If the scientists were expecting to be treated as heroes, they were disappointed. When the treatment was announced at a conference in San Antonio, Texas, it was greeted with an outcry heard halfway around the world. One ethically complicating factor was that even though most of the children's DNA came from the two parents, the borrowed egg cell's surrounding cytoplasm also contained some of the donor's DNA. Did that mean the children had three parents? The technique was also, as the researchers had feared, seen as being similar to those used in human cloning. The Chinese government promptly squelched the research. The team that performed the work has disbanded.
Despite its image as a haven for far-out medical research, China has actually been more diligent in its legislation than countries like Italy so far. Two years ago, in the face of proliferating fertility services, Beijing banned surrogacy and payments to egg donors and restricted the number of IVF cycles a clinic can perform. Last fall the authorities moved to ban advertising of infertility treatments and restricted the number of fertilized eggs that can be implanted to two for each woman under 35, and three for each woman over 35. As in India, where it's illegal to use ultrasounds or amniocentesis to determine the sex of babies (for fear that female fetuses will then be aborted), the law is not the problem so much as social attitudes. The gender-selection technology that's most dangerous--one that's skewing sex ratios in Asia's two largest populations--is simple female infanticide.

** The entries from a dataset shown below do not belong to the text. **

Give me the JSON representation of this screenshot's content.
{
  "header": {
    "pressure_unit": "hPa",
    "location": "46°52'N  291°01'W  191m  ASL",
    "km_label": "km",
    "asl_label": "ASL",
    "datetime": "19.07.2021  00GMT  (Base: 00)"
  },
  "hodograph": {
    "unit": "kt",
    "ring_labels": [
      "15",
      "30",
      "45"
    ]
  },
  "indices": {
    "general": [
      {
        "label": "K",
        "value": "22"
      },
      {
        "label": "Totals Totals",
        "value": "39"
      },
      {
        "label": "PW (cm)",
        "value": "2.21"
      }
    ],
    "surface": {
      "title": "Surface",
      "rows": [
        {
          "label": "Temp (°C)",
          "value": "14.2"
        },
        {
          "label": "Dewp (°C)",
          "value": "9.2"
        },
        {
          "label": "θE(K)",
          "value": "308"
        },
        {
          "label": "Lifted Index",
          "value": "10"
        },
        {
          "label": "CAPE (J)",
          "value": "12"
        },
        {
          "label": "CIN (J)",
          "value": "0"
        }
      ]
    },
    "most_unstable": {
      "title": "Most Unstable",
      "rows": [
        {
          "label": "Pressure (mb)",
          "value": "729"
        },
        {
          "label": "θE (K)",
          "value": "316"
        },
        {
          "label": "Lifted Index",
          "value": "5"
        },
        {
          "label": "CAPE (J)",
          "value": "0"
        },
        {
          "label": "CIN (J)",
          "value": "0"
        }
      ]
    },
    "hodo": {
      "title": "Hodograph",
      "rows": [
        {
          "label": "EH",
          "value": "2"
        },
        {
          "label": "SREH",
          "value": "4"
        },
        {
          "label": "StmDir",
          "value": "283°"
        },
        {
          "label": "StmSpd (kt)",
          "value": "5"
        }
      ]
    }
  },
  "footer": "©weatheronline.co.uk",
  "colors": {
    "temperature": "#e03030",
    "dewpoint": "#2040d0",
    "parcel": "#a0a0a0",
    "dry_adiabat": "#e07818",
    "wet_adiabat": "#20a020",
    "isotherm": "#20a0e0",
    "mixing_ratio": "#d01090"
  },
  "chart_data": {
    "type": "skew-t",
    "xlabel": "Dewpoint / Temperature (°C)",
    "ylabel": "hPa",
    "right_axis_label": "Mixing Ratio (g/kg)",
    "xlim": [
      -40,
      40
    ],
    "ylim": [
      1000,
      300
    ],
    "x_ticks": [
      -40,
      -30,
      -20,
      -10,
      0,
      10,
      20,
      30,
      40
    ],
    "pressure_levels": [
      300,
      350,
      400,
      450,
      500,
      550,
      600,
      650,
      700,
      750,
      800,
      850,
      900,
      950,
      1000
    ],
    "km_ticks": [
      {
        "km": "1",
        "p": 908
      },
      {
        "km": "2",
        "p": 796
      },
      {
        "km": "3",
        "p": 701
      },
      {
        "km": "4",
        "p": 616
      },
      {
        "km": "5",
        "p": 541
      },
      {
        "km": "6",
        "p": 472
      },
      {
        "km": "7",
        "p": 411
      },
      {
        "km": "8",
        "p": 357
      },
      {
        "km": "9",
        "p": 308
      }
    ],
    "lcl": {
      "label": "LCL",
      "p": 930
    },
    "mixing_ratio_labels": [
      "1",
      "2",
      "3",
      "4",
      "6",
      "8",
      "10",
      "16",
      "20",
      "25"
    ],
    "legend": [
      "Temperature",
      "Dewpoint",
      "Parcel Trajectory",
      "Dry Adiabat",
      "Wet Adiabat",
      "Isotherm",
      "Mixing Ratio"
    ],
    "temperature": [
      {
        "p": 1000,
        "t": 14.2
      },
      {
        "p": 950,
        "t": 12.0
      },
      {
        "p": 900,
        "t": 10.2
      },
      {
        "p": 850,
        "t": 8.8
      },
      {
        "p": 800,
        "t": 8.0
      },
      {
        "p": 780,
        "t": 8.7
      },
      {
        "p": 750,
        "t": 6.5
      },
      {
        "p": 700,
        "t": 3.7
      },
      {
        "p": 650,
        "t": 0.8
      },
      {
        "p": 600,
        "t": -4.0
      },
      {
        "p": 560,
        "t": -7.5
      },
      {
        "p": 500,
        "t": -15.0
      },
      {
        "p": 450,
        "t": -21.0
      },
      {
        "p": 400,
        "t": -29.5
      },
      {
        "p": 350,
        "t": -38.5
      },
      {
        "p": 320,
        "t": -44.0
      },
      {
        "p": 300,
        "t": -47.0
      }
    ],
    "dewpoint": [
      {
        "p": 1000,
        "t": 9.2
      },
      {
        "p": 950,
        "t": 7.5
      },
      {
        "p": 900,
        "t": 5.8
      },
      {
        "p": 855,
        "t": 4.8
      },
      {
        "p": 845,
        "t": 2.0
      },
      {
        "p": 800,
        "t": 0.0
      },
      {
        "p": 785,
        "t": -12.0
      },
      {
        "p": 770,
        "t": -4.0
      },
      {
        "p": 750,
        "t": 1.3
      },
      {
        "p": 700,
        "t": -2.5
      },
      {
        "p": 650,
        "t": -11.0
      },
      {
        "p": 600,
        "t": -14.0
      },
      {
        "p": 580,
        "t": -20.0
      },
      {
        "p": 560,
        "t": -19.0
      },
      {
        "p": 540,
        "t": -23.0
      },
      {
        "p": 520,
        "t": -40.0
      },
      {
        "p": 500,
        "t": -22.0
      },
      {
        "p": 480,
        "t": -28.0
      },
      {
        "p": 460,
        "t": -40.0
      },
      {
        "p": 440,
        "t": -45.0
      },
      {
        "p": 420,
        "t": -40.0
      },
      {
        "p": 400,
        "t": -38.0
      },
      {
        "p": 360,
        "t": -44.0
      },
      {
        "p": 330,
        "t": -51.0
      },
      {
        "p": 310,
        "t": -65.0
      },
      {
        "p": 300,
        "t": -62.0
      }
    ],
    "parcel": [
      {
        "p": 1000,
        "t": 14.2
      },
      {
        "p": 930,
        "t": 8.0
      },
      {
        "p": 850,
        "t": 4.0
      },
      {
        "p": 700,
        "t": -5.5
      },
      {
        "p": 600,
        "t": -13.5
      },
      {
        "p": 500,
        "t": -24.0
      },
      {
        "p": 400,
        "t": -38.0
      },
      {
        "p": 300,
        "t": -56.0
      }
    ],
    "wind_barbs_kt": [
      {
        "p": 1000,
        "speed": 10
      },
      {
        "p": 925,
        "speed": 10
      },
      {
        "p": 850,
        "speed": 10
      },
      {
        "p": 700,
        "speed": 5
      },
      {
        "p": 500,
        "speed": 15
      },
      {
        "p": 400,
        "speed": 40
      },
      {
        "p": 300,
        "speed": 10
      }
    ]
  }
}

In a few years there may not be many countries left that perform the latest reproductive techniques. The ones that remain--like Israel, perhaps--may see business boom. Last year the Israeli government tried to cut back on state-supported IVF treatments, to one child per family from two, but backed off in the face of stern opposition. Israel has 30 IVF clinics and produces more scientific papers on fertility per capita than any other country. The Assuta Hospital in Tel Aviv performs almost 4,000 cycles of IVF each year. Because treatments are subsidized by the state and labor costs are rather low, clinics are able to charge overseas patients only about $3,000 a cycle for IVF--a quarter what U.S. clinics charge. In India and South Korea as well, fertility has become a fast-growth export industry. "There's nothing I want more than my own baby," says Helit, a 33-year-old American woman who recently traveled to a Jerusalem hospital for infertility treatment, "and if I have to travel all over the world, I'll do it." No doubt she will not be alone.